Follow instructions from quick start for Ray on k8s , I got exceptions while
> ✗ kubectl describe pod raycluster-kuberay-head-fx4c9
RAY_CLUSTER_NAME: (v1:metadata.labels['ray.io/cluster'])
RAY_CLOUD_INSTANCE_ID: raycluster-kuberay-head-fx4c9 (v1:metadata.name)
RAY_NODE_TYPE_NAME: (v1:metadata.labels['ray.io/group'])
KUBERAY_GEN_RAY_START_CMD: ray start --head --metrics-export-port=8080 --block --dashboard-agent-listen-port=52365 --num-cpus=1 --memory=2000000000 --dashboard-host=0.0.0.0
RAY_PORT: 6379
RAY_ADDRESS: 127.0.0.1:6379
RAY_USAGE_STATS_KUBERAY_IN_USE: 1
RAY_USAGE_STATS_EXTRA_TAGS: kuberay_version=v1.2.1;kuberay_crd=RayCluster
REDIS_PASSWORD:
RAY_DASHBOARD_ENABLE_K8S_DISK_USAGE: 1
Mounts:
/dev/shm from shared-mem (rw)
/tmp/ray from log-volume (rw)
/var/run/secrets/kubernetes.io/serviceaccount from kube-api-access-8gxsm (ro)
Conditions:
Type Status
PodReadyToStartContainers True
Initialized True
Ready False
ContainersReady False
PodScheduled True
Volumes:
log-volume:
Type: EmptyDir (a temporary directory that shares a pod's lifetime)
Medium:
SizeLimit: <unset>
shared-mem:
Type: EmptyDir (a temporary directory that shares a pod's lifetime)
Medium: Memory
SizeLimit: 2G
kube-api-access-8gxsm:
Type: Projected (a volume that contains injected data from multiple sources)
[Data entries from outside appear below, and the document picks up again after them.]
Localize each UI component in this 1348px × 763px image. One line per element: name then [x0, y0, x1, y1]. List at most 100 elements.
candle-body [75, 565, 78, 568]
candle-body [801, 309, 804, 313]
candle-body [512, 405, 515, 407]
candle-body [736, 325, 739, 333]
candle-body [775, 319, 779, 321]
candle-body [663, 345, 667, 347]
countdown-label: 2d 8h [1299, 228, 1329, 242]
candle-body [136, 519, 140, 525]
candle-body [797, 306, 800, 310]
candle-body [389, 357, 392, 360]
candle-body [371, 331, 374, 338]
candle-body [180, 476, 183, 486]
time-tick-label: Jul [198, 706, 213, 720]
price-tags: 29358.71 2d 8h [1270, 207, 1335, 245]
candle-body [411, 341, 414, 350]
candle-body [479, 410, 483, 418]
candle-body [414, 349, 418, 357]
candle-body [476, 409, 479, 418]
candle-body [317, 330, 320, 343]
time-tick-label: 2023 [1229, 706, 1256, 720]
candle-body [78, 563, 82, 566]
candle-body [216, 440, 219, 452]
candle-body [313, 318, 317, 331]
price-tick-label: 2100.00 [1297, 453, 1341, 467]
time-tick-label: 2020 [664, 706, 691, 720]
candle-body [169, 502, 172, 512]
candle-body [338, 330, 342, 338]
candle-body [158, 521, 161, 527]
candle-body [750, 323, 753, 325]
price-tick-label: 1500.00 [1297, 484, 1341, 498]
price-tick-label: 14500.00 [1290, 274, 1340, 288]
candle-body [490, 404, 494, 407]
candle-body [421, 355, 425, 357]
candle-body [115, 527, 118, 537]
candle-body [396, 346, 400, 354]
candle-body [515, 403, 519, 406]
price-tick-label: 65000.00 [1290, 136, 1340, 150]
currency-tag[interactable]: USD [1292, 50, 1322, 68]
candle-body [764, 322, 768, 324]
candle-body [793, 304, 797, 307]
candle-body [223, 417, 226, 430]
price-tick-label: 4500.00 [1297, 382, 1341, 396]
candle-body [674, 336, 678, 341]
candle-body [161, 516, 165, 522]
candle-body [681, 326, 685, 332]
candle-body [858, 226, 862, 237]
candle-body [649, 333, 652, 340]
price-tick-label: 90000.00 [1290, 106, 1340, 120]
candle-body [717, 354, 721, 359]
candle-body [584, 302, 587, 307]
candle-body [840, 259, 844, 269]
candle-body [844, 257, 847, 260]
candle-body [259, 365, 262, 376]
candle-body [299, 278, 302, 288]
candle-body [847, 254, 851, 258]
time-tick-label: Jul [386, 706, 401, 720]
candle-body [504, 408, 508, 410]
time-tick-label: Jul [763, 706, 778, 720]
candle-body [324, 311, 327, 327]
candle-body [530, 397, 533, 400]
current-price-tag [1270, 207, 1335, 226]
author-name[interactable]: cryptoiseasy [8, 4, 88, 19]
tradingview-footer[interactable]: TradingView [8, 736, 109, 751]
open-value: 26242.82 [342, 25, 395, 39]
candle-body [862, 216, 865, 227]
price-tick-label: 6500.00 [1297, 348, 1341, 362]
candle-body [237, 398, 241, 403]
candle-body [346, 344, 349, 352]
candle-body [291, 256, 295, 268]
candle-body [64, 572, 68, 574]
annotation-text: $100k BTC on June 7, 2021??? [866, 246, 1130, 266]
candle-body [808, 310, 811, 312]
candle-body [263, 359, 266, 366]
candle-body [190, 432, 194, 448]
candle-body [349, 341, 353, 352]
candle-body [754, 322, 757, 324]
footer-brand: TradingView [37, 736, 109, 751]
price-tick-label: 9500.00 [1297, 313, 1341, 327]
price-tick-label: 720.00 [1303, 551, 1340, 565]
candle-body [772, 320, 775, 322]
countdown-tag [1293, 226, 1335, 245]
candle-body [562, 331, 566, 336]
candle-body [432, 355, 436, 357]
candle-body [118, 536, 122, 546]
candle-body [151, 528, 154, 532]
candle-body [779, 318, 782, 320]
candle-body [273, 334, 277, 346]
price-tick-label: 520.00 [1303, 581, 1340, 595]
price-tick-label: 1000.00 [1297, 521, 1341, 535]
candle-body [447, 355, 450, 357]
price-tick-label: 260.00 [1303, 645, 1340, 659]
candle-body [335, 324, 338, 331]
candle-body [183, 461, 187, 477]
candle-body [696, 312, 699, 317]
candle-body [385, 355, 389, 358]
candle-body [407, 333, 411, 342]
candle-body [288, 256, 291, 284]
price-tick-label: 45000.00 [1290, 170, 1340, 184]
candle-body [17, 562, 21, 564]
TokenExpirationSeconds: 3607
ConfigMapName: kube-root-ca.crt
ConfigMapOptional: <nil>
DownwardAPI: true
QoS Class: Guaranteed
Node-Selectors: <none>
Tolerations: node.kubernetes.io/not-ready:NoExecute op=Exists for 300s
node.kubernetes.io/unreachable:NoExecute op=Exists for 300s
Events:
Type Reason Age From Message
---- ------ ---- ---- -------
Normal Scheduled 14m default-scheduler Successfully assigned default/raycluster-kuberay-head-fx4c9 to minikube
Warning Failed 14m (x2 over 14m) kubelet Failed to pull image "rayproject/ray:2.34.0": Error response from daemon: Get "https://registry-1.docker.io/v2/": context deadline exceeded
Normal Pulling 12m (x4 over 14m) kubelet Pulling image "rayproject/ray:2.34.0"
Warning Failed 12m (x4 over 14m) kubelet Error: ErrImagePull
Warning Failed 12m (x2 over 13m) kubelet Failed to pull image "rayproject/ray:2.34.0": Error response from daemon: Get "https://registry-1.docker.io/v2/": net/http: request canceled while waiting for connection (Client.Timeout exceeded while awaiting headers)
Warning Failed 12m (x6 over 14m) kubelet Error: ImagePullBackOff
Normal BackOff 4m52s (x36 over 14m) kubelet Back-off pulling image "rayproject/ray:2.34.0"
> ✗ kubectl logs raycluster-kuberay-head-fx4c9
Error from server (BadRequest): container "ray-head" in pod "raycluster-kuberay-head-fx4c9" is waiting to start: trying and failing to pull image
I also tried another minikube cluster instead of kind cluster, but got the same output after installing raycluster helm install raycluster kuberay/ray-cluster --version 1.2.1
I can not understand the describe pod
output the request timeout for https://registry-1.docker.io/v2/, as the the pull image succeeds when running docker directly:
> ✗ docker pull rayproject/ray:2.34.0
2.34.0: Pulling from rayproject/ray
9b857f539cb1: Pull complete
6385f74c231a: Pull complete
d93807efc02c: Pull complete
4f4fb700ef54: Pull complete
e00095e97bc6: Pull complete
62bc57cef369: Pull complete
0c606dbe74e6: Pull complete
0d71e9581bc0: Pull complete
83d53ff2b179: Pull complete
Digest: sha256:d3f0831b510ce4569499540117a6d1b7c36b9f924616097657364d0c8f069f15
Status: Downloaded newer image for rayproject/ray:2.34.0
docker.io/rayproject/ray:2.34.0
Thanks for your suggestion.